The Help – Directed by Tate Taylor. Magnificent Feat Drama. An ambitious Mississippi Junior Leaguer decides to make a secret collection of the  recollections of the other Junior Leaguers’ colored maids. 137 minutes Color 2011.

* * * *

Have you ever heard of invisible ink? Well, The Help is the story of an invisible revolution. It all goes on completely underground, until one day the lemon juice of publication brings the revolution into the embarrassing light of day.

The book is devoid of description, but told solely in monologue of what the characters are thinking and dialogue between them. This gives an inside picture, naturally somewhat lost to the film, but the film gives an outside picture of the world of the Mississippi town, standing-in for Jackson, where it was originally set, and a view of the characters in the round.

As a film it is amateurly directed and edited. Someone says something to the camera; the camera shifts to someone saying something back; the camera shift back to what the first person says.  This bashes any sense of what really lies between people, and leaves us only with character reactions. And the result is that the actors’ work tends to be emotionalized: that is the actor will produce the emotion concurrent with registering righteous satisfaction in having the emotion. It is TV acting at its basest, self-congratulatory to the max.

The beautiful Cicely Tyson, the great Allison Janney, Oscar winners Mary Steenburgen and Sissy Spacek all bring their chops to provide a strata of foundation stone to the story. Bryce Dallas Howard gives a ruthlessly honest performance as the control freak Hilly. Jessica Chastain (the mother in The Tree Of Life) startles as the Dolly Parton white trash millionairess.

Octavia Spenser and Viola Davis play the leading roles of the maids who are the first to sign on to speak their secret memoirs, records of the pain and beauty of their servitude. There is a moment when Davis pulls her arm away from the consolation of Spenser that will make you weep to behold.
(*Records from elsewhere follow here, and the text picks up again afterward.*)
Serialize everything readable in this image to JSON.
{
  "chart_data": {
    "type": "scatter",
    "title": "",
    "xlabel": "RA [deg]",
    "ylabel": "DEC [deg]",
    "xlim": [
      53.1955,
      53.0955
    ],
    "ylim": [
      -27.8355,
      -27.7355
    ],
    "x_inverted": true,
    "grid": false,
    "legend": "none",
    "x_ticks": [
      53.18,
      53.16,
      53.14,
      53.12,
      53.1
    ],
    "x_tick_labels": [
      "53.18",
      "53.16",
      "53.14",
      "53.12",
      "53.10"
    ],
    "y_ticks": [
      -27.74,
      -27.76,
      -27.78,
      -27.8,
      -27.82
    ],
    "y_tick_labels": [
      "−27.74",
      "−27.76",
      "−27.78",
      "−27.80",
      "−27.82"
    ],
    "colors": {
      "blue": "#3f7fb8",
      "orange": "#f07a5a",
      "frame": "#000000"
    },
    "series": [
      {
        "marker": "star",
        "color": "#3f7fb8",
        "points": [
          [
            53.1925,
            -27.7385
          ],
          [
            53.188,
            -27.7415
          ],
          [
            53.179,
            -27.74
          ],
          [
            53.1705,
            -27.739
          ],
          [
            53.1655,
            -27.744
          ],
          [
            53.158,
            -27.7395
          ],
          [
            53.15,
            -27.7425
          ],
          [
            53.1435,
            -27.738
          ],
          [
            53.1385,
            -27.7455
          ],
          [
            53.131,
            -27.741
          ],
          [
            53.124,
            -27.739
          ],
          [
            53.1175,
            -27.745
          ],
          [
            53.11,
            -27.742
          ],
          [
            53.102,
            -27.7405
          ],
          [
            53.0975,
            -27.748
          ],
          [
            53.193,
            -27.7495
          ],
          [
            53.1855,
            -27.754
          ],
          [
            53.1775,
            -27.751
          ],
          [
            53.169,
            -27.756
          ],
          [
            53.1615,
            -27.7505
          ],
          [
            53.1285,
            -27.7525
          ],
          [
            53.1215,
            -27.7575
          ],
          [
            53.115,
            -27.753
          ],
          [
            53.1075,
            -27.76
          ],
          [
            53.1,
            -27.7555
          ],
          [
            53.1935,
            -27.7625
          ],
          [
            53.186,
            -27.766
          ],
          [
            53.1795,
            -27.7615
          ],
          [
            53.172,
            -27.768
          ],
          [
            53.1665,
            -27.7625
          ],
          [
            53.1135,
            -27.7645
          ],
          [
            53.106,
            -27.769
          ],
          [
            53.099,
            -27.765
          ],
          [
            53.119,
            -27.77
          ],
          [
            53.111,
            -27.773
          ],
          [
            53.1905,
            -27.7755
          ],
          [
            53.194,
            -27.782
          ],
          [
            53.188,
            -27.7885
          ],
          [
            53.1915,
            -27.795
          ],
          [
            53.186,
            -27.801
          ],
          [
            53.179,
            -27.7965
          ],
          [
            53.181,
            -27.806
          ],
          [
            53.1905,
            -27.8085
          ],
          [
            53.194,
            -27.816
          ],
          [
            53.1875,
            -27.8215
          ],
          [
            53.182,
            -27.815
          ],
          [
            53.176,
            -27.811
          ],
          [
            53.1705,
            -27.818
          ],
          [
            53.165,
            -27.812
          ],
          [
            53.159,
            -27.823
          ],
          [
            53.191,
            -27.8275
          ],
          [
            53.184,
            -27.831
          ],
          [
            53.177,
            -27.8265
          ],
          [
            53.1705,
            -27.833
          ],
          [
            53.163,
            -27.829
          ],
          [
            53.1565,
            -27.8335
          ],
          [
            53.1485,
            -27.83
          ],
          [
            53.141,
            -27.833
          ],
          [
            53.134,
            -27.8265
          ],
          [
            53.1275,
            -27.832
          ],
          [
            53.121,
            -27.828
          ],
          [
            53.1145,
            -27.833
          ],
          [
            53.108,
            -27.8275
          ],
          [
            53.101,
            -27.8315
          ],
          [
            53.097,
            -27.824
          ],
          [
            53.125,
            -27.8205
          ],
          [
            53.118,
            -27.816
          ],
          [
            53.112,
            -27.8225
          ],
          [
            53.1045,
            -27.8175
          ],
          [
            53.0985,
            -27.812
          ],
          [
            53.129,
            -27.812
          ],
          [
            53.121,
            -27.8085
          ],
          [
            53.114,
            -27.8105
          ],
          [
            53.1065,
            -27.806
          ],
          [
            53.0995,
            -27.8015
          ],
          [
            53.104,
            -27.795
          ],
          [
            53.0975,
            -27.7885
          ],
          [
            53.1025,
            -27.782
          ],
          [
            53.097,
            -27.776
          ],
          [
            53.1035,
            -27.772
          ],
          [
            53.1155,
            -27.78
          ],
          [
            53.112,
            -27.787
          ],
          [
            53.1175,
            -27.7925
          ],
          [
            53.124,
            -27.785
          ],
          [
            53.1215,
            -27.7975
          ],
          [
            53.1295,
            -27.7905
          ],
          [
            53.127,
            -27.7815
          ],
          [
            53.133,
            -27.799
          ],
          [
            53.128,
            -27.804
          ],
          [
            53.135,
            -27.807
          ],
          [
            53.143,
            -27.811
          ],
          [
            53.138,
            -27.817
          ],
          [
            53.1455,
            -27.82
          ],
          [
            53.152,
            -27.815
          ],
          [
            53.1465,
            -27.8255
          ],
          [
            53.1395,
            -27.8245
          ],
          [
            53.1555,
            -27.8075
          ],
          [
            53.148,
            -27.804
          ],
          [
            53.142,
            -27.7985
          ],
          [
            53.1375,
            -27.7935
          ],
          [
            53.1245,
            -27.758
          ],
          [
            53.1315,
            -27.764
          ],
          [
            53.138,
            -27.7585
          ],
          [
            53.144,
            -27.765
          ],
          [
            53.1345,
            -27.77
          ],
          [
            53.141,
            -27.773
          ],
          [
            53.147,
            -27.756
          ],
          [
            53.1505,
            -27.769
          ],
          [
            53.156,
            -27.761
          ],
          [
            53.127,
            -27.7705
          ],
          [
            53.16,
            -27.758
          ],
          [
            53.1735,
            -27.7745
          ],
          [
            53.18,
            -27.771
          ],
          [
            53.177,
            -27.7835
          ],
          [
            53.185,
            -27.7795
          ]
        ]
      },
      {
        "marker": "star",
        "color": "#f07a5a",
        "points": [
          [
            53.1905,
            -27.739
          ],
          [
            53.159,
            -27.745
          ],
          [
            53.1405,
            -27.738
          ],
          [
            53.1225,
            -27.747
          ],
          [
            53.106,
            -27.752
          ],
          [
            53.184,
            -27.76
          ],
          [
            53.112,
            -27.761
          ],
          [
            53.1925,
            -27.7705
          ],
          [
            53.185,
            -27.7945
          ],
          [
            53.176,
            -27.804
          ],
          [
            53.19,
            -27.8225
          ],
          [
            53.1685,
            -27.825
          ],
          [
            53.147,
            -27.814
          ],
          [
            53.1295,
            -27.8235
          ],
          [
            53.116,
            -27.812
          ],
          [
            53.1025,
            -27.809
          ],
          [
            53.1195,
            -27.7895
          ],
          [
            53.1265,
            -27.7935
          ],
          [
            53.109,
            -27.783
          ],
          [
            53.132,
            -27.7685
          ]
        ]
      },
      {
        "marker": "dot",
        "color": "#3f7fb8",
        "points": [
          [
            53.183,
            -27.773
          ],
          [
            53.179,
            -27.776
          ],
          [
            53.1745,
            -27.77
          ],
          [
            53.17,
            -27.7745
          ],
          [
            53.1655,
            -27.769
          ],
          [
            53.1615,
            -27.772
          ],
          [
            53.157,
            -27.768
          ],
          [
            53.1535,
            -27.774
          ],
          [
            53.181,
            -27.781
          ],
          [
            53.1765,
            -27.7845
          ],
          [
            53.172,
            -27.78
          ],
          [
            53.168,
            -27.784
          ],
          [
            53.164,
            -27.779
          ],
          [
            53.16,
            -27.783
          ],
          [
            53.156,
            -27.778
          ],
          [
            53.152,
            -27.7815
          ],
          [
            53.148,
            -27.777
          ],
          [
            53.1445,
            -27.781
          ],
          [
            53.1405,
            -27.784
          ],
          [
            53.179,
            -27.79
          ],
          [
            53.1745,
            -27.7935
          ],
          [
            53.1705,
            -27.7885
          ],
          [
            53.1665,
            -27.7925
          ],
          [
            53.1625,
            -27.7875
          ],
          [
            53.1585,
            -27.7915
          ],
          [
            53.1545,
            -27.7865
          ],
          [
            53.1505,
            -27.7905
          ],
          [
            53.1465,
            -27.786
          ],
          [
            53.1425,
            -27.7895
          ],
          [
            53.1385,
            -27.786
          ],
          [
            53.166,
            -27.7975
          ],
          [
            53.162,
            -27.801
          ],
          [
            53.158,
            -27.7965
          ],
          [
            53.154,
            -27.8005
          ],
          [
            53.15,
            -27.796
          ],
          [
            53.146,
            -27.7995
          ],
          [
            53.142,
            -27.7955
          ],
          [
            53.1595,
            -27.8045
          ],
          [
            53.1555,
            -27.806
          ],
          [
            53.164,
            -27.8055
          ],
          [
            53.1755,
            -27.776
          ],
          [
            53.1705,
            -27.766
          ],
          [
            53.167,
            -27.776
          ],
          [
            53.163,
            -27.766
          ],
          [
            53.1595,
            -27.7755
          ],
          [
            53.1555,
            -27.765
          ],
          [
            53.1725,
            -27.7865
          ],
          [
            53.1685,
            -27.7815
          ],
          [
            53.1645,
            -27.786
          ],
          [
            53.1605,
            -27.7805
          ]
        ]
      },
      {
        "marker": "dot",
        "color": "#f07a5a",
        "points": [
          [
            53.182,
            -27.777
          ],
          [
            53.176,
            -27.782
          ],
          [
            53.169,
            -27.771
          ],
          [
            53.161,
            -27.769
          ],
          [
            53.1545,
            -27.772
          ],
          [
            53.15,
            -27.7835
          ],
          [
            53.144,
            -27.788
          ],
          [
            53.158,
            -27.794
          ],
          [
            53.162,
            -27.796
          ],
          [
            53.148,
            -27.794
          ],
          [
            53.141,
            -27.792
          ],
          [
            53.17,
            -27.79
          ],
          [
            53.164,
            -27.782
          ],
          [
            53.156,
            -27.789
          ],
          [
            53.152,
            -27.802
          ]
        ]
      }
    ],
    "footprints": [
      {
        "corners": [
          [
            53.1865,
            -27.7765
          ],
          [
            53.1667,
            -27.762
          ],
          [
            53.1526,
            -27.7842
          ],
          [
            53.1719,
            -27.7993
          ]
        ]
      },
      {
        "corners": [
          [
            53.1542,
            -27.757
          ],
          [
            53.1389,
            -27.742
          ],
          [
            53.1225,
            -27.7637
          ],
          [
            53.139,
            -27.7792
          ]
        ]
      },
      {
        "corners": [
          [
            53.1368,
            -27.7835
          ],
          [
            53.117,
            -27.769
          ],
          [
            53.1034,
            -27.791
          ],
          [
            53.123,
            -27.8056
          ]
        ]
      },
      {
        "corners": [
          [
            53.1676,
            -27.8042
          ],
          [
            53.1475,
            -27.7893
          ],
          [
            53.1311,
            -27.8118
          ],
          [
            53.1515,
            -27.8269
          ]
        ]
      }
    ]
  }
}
The director is clumsy with these actors, but their skill and dignity win through.

The character of the young woman inspired to gather these recollections would appear to be a hard role to play, but it is done beyond the call of duty by Emma Stone.

The entire endeavor is too self-satisfied to get away with itself, but the fundamental story is a good one and is honored. I don’t know if you will love it if you haven’t read the book, but I say it’s, like the creation of the memoirs themselves, worth a try.